The settlement is part of an effort by Brian Moynihan, chief executive of Charlotte, North Carolina-based Bank of America, to resolve liabilities tied to faulty mortgages that have cost the company about $50 billion in legal claims, including those the bank inherited with the purchase of home lender Countrywide Financial Corp. in 2008.

The accord, which includes more than $3 billion in servicing improvements, resolves claims over mortgages packaged into securities. It settles allegations the loans backing the bonds didn’t meet their promised quality.

BNY Mellon, as trustee for more than 500 residential mortgage-securitization trusts, filed a petition in June 2011 seeking approval of the settlement under a state law that allows trustees to seek judicial consent for their actions.

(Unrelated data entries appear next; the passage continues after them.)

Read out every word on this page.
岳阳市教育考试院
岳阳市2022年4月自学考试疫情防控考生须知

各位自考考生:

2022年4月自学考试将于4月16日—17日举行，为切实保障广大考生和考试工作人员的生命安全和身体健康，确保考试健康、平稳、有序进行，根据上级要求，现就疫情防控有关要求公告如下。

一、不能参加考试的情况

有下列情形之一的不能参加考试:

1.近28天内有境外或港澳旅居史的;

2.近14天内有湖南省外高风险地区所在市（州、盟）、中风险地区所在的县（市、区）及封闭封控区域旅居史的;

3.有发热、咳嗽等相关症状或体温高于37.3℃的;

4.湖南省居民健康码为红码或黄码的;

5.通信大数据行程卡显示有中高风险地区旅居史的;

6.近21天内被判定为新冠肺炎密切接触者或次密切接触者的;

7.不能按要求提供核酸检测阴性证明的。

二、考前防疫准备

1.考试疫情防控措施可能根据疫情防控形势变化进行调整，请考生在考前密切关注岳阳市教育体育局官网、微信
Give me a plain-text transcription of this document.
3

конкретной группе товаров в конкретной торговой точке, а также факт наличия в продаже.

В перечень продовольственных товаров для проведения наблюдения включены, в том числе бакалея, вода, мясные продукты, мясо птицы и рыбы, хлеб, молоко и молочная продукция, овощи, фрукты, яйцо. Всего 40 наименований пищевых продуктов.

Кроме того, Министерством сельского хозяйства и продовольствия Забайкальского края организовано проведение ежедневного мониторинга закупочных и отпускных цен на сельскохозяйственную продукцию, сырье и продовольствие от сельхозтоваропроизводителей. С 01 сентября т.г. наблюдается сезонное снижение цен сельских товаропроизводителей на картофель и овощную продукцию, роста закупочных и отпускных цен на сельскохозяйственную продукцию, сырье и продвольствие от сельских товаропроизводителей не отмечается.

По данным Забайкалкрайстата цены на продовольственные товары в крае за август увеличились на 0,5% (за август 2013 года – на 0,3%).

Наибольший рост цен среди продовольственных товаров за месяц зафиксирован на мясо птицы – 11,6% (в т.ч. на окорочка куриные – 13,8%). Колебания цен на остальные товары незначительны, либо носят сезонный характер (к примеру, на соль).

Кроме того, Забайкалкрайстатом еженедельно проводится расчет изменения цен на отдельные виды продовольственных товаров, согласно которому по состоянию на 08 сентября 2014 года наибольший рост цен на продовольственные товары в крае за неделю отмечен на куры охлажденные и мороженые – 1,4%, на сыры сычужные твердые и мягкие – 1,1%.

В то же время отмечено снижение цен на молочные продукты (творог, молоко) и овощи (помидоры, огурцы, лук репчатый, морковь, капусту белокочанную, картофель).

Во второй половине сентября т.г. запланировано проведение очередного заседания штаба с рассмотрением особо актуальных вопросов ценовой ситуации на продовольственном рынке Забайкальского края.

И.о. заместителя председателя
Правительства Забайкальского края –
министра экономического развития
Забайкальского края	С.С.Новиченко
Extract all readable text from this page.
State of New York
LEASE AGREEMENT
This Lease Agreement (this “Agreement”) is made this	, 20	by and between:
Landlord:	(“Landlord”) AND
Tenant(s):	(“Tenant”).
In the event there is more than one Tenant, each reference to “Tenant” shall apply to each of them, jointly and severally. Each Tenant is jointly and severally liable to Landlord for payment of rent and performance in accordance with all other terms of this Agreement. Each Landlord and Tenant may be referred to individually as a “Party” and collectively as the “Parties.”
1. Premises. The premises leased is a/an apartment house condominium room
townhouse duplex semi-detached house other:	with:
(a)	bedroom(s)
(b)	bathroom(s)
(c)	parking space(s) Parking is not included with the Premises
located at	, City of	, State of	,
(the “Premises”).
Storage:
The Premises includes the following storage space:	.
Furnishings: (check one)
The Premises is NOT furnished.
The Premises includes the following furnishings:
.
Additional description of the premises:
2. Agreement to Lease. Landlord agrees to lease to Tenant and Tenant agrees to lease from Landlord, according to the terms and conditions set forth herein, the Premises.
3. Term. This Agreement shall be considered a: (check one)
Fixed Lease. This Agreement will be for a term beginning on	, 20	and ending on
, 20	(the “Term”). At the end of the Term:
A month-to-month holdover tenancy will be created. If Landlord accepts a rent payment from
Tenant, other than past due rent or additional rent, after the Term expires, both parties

While the settlement was backed by a group of more than two dozen investors including BlackRock Inc. (BLK) and Pacific Investment Management Co., almost four dozen investors objected, including AIG. Only 15 objectors opposed to the settlement remained as closing arguments began, Ingber said.

The closing arguments cap a hearing that started in June, stretched over eight weeks and included testimony from almost two dozen witnesses and evidence from more than 200 documents.

Bank of America declined to participate in mediation talks proposed by AIG and other opponents of the settlement after Kapnick urged the parties to consider using a mediator to resolve their objections during a break in the hearing.

The arguments before the judge comes as JPMorgan Chase works through a $13 billion civil settlement with the Justice Department. Banks are trying to put the financial crisis behind them and remove some of the overhang from litigation risk. At least once settlements have been approved then it removes the doubt from stock market valuation. It might not be best in the short-term but should be a good way for the industry to move forward.